Of course, declaring "member" as a member function is not the right thing to do (even though the error highlight goes away). It should detect whether it's called as member-> or member(...)->, and offer to declare the member functions only in the second case.
Comment 1 Aleix Pol 2013-02-28 00:34:32 UTC
Still happens, probably shouldn't offer anything...
Comment 2 chaitanya srinivas ponnapalli 2016-04-30 06:22:16 UTC
Created attachment 98696 [details]
kdevelop Assistant offers to declare the invalid member identifier with the correct structure types

Reproduced the code given above containing the invalid variable member.
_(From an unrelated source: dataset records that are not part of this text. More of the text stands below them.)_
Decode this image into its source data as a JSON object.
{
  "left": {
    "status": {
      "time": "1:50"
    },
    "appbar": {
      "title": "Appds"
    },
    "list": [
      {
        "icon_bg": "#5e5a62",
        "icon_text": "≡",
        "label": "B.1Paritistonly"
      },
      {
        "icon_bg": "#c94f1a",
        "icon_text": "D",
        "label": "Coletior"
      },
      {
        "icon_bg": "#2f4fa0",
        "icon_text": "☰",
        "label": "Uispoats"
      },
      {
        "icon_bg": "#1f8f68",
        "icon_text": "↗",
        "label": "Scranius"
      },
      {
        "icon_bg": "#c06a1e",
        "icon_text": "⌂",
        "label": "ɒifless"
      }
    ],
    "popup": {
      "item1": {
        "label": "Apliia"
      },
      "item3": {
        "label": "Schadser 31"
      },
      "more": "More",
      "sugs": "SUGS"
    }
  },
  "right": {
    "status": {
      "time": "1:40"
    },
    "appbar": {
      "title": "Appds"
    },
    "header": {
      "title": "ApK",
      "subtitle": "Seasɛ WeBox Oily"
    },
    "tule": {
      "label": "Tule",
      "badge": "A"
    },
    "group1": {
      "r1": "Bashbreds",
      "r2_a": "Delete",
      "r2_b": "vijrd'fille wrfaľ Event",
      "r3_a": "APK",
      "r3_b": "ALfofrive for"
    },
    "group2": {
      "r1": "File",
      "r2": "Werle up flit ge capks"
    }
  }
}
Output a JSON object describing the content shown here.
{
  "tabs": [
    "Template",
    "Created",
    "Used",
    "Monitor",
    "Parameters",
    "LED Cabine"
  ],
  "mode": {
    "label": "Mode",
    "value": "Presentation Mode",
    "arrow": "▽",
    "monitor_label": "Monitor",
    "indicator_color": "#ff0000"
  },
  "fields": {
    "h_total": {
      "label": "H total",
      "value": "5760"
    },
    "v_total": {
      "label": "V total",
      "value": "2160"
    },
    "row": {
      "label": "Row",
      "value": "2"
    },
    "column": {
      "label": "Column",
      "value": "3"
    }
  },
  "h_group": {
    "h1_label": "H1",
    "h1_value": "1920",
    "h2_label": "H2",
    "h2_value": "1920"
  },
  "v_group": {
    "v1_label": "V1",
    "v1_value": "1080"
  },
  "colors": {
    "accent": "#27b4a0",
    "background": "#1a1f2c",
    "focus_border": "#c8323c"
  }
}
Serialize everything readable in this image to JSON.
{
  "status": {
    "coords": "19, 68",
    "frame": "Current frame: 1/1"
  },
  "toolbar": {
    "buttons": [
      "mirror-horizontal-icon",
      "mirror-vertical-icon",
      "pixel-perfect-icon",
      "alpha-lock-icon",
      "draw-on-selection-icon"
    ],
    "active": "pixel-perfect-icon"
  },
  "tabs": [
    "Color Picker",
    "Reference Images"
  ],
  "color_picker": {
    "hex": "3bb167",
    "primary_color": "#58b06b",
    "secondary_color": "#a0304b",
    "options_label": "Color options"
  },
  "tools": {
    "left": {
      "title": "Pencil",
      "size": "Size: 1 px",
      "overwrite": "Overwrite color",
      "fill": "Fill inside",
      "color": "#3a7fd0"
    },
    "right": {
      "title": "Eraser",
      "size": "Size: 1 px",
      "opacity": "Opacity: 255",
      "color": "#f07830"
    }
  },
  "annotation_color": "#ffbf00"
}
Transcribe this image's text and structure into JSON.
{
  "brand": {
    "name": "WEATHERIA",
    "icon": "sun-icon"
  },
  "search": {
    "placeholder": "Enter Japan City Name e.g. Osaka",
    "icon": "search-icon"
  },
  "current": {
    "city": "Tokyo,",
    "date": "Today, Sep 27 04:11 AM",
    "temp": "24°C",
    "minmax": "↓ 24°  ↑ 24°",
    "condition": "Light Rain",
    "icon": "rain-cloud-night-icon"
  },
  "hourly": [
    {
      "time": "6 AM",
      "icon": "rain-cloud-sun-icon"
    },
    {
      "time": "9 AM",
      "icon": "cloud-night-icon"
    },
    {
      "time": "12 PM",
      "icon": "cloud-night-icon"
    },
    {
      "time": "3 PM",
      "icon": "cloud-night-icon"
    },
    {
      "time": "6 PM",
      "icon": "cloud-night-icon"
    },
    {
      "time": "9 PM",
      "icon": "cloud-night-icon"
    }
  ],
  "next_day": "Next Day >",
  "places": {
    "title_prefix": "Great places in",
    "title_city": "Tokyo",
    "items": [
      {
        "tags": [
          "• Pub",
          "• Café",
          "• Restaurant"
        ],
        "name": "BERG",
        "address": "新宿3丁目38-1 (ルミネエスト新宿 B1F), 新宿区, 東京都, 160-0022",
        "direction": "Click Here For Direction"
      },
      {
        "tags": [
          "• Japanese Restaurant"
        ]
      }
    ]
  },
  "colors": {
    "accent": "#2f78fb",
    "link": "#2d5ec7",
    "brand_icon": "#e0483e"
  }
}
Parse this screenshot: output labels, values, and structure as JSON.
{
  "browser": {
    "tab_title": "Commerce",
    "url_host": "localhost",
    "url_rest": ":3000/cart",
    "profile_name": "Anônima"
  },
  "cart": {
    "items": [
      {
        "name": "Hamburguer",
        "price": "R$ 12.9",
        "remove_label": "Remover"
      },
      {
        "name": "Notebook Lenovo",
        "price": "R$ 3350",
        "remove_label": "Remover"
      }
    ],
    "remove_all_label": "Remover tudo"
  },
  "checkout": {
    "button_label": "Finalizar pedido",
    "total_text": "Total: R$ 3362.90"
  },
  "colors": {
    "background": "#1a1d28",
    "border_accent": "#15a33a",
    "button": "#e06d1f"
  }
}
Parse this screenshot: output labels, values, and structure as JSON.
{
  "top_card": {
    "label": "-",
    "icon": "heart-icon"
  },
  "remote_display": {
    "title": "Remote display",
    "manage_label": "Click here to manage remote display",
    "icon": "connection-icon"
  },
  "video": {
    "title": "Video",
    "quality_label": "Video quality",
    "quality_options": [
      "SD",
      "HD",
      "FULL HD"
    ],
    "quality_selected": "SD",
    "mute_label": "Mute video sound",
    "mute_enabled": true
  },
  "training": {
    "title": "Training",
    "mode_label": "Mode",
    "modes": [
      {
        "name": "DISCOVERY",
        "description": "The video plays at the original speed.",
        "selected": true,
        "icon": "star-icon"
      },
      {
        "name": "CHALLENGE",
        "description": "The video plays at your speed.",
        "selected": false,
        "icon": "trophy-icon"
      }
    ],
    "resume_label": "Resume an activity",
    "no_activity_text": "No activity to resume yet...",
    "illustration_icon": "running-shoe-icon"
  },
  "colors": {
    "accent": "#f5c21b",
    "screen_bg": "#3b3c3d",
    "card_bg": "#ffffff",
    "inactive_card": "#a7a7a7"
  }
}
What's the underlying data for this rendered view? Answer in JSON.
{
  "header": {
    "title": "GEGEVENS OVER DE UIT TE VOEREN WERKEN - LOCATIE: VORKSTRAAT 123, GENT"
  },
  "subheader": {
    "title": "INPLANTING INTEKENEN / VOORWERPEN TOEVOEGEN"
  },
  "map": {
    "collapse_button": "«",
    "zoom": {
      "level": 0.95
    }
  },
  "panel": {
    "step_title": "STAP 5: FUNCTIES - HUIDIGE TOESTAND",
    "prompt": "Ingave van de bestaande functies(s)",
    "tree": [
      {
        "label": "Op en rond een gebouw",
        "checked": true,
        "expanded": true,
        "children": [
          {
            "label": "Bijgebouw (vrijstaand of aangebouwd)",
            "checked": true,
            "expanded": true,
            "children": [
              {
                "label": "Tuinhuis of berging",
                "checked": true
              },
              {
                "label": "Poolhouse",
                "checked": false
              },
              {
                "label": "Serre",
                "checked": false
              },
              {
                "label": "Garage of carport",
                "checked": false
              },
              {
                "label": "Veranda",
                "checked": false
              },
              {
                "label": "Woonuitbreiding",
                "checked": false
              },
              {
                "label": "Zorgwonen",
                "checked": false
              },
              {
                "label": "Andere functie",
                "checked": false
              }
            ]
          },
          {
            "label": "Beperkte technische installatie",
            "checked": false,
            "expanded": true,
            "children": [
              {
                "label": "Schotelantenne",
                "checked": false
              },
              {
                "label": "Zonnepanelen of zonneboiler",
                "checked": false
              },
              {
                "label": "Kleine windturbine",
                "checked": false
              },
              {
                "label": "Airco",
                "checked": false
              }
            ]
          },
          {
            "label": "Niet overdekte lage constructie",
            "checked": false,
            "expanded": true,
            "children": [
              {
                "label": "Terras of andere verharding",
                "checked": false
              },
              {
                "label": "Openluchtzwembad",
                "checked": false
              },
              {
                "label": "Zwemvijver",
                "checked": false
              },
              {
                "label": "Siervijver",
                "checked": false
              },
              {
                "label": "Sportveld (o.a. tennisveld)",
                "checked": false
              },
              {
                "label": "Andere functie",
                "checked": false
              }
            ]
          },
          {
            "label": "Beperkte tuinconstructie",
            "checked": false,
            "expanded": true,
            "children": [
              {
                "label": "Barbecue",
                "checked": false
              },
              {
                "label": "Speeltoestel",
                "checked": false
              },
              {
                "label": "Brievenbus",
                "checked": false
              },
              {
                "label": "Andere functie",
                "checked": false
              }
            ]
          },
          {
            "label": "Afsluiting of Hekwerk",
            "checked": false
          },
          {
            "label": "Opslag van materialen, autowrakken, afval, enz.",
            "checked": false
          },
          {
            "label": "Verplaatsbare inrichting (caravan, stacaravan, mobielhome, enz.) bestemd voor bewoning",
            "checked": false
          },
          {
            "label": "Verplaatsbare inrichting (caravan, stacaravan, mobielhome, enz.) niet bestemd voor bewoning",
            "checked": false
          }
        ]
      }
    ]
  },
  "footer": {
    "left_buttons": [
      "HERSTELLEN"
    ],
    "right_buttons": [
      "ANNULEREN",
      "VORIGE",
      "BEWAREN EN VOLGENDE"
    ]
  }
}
Kdevelop assistant correctly highlights as an invalid identifier. However, it does NOT suggest either of the following fixes:
(1) Declare void A::member()
(2) Declare private void A::member()

kdevelop rightly suggest that the invalid identifier 'member' should be declared either as a class or a struct. So, its working fine.
Comment 3 Kevin Funk 2016-05-01 09:07:09 UTC
Still a problem. KDevelop shouldn't even propose forward-declaring it -- it wouldn't make the example code valid either (`member` is dereferenced, thus the declaration needs to be visible).